Without admitting or denying wrongdoing, the Fairfield Greenwich Group also agreed to a $500,000 fine for the cost of the probe that led to fraud charges in April by Massachusetts Secretary of State William Galvin.
The settlement, in which the state dropped the original case, represents the first investor relief obtained by a regulator in the Madoff scandal. The case involved charges that Fairfield failed to conduct the rigorous oversight it promised clients it would exercise over the now-imprisoned money manager.
Although the settlement covers what Fairfield said was fewer than a dozen Massachusetts residents, Galvin said it could set a precedent for other legal actions against the firm.
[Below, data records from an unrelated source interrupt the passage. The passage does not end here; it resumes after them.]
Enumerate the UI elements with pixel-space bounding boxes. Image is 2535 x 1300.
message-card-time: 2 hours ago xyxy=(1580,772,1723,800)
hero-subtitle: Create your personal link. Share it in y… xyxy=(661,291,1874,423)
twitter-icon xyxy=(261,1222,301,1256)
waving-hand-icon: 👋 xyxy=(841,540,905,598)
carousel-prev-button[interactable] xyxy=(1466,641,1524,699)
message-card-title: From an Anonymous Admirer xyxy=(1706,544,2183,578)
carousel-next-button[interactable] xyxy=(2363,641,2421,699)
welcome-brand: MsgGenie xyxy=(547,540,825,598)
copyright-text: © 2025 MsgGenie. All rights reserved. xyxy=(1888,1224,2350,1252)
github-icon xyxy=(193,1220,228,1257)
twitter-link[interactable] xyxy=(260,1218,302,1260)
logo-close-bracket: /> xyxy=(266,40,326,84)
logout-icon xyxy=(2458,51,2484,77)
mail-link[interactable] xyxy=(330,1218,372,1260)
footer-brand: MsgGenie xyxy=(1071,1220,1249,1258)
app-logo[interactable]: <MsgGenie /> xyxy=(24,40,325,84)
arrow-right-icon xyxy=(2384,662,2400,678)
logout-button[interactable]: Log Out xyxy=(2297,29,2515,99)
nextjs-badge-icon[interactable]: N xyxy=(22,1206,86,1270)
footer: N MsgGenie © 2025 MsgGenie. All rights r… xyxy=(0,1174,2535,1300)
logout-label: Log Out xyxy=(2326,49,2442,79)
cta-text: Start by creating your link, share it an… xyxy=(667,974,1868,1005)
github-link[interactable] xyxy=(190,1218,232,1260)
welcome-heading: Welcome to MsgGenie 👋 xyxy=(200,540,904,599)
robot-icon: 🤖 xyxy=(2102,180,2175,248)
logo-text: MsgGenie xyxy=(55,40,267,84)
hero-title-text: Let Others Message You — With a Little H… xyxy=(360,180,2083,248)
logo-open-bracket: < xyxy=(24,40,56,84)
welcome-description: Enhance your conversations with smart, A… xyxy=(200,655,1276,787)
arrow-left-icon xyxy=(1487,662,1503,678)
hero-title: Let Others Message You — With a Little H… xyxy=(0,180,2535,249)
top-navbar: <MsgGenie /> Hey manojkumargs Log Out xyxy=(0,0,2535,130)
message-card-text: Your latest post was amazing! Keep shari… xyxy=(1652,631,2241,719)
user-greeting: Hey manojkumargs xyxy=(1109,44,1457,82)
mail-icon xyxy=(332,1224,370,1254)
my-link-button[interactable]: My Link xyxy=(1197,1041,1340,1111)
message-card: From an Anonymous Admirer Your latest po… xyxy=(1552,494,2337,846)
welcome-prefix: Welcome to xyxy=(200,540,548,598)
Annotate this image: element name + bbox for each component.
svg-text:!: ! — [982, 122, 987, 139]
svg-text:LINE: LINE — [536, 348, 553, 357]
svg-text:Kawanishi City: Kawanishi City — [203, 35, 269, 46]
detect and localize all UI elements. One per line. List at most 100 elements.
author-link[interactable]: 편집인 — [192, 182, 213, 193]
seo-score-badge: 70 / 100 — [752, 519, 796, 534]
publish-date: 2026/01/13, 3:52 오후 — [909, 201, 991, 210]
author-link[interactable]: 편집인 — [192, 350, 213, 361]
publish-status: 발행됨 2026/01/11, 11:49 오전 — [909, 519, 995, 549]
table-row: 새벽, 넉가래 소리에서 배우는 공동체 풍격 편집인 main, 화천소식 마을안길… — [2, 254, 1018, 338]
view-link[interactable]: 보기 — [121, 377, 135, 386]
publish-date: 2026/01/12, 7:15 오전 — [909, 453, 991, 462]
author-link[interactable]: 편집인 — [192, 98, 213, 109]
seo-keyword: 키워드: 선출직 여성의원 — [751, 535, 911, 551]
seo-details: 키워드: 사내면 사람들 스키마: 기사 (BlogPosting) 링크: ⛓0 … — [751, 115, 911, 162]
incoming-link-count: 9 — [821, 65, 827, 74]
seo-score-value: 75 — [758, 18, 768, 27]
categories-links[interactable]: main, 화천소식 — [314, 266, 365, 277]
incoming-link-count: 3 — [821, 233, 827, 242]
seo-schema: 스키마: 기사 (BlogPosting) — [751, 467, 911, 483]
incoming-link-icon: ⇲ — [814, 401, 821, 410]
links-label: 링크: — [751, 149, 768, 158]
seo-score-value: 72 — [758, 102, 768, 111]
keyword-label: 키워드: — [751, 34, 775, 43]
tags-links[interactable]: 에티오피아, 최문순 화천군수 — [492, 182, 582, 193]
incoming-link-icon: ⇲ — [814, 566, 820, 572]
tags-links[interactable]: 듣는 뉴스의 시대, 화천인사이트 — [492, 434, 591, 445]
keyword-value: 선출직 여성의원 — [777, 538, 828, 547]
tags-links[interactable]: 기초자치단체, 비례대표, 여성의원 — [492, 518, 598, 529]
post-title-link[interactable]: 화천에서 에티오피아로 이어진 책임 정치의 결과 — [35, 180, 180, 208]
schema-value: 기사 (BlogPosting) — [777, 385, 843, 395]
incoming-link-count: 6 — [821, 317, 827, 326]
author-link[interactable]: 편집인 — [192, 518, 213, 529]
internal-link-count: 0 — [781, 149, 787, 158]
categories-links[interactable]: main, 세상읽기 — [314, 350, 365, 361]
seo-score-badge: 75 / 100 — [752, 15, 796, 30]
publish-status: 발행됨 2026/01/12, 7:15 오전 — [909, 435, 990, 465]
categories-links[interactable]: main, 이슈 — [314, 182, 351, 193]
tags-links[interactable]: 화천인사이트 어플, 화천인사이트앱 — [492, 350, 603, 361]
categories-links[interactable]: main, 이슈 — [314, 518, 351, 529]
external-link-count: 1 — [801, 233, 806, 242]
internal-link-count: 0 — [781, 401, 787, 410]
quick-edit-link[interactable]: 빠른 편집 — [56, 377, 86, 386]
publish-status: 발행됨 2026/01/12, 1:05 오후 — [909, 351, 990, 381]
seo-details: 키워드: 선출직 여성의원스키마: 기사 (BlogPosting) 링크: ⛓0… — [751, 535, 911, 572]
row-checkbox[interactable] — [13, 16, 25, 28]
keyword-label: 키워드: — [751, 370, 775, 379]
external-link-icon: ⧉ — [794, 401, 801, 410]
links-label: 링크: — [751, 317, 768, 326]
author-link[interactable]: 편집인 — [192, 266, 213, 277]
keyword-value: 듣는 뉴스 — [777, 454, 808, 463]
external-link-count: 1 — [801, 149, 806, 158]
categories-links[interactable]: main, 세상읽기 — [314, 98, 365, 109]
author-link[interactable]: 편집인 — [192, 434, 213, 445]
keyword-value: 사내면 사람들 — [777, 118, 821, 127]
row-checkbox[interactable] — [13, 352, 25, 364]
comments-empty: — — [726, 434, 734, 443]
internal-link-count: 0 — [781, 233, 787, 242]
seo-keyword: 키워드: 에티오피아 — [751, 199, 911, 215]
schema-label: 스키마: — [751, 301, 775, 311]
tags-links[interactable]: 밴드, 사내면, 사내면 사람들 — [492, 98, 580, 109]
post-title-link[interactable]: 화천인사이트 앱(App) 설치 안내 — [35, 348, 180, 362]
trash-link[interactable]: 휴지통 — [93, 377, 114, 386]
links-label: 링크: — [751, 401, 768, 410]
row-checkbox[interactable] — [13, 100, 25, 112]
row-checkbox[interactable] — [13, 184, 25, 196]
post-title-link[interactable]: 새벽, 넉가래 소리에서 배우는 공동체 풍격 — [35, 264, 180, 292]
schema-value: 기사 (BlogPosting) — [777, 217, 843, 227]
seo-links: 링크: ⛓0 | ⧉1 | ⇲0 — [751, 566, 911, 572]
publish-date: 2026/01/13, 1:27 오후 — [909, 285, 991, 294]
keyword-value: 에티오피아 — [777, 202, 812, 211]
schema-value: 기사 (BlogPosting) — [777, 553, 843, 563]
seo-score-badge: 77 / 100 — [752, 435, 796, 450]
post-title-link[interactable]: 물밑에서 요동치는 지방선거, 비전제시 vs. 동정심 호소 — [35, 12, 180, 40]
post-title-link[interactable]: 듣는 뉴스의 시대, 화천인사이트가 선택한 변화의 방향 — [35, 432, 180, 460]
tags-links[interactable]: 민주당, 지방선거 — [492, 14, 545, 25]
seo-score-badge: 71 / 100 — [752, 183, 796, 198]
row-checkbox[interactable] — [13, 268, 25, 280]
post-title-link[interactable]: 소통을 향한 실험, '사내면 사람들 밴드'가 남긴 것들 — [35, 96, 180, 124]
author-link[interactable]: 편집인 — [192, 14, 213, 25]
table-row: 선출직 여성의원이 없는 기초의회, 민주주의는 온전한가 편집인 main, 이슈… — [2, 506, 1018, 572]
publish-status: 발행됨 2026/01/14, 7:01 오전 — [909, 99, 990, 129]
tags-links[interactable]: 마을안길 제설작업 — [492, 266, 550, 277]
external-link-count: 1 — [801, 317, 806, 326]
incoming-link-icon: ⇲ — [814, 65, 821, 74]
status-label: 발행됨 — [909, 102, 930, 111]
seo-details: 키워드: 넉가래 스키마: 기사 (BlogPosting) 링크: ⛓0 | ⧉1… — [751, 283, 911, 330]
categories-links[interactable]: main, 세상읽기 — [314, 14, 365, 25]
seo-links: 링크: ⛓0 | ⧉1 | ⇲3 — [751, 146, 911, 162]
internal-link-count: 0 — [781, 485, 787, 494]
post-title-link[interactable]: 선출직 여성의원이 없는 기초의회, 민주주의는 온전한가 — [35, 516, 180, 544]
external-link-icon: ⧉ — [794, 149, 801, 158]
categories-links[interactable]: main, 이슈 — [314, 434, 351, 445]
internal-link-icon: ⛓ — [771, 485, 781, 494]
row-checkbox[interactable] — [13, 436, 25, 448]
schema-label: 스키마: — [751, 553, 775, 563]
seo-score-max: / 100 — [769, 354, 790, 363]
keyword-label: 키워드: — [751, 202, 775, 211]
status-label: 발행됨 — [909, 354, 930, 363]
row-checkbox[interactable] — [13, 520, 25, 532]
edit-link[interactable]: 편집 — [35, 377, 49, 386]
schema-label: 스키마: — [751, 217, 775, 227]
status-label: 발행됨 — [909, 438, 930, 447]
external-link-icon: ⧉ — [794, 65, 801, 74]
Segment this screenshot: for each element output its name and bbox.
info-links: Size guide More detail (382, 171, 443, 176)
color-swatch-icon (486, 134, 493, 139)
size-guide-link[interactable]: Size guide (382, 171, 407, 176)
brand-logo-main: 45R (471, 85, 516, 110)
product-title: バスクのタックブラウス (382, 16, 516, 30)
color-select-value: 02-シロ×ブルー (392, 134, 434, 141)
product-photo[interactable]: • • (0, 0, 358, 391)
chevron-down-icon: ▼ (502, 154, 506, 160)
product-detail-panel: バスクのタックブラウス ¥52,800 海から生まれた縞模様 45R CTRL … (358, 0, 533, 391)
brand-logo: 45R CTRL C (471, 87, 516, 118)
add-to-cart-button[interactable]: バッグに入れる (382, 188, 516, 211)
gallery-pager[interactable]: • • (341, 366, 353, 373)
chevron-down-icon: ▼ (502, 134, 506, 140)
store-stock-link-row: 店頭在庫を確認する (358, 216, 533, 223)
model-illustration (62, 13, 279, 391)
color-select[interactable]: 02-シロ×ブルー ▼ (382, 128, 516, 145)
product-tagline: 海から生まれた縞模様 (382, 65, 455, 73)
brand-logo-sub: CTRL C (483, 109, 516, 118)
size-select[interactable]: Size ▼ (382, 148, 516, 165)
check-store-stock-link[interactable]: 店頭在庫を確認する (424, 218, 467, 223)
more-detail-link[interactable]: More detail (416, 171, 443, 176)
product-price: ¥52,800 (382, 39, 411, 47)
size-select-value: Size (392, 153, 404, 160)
Fairfield faces a class-action investor lawsuit and a case filed by the trustee seeking Madoff's assets — actions that seek billions of dollars for burned investors.
"We think the settlement sets the standard for all investors in secondary feeder funds with Madoff," said Galvin.
Fairfield said in a statement it agreed to the resolution to "avoid drawn-out hearings and significant legal bills" and enable the firm to "focus its time and resources on other legal claims involving many more investors."
"Fairfield Greenwich is already in discussions that seek to settle these other claims," the company said.
Galvin's office had accused the Connecticut-based firm of falsely reassuring clients about the firm's oversight of Madoff even as the company placed nearly all of its Sentry Funds assets, approximately $7.2 billion in all, with Madoff.
Fairfield had argued it had no way of knowing Madoff did none of the securities trades he promised. Instead, he confessed in March to using money from new investors to pay earlier ones. He's now serving a 150-year prison term.
But Galvin's office, noting that Fairfield had an 18-year business relationship with Madoff, accused the firm of failing to perform basic checks that could have prevented clients from losing money in a scam that operated for decades, victimizing thousands of charities, celebrities, financial funds and average investors.
Those checks included obtaining the names of Madoff's purported trading counterparties and confirming that the financier actually bought and sold options. The Massachusetts complaint also charged that Fairfield officials allowed Madoff to coach them on answers for a 2005 Securities and Exchange Commission investigation of his business.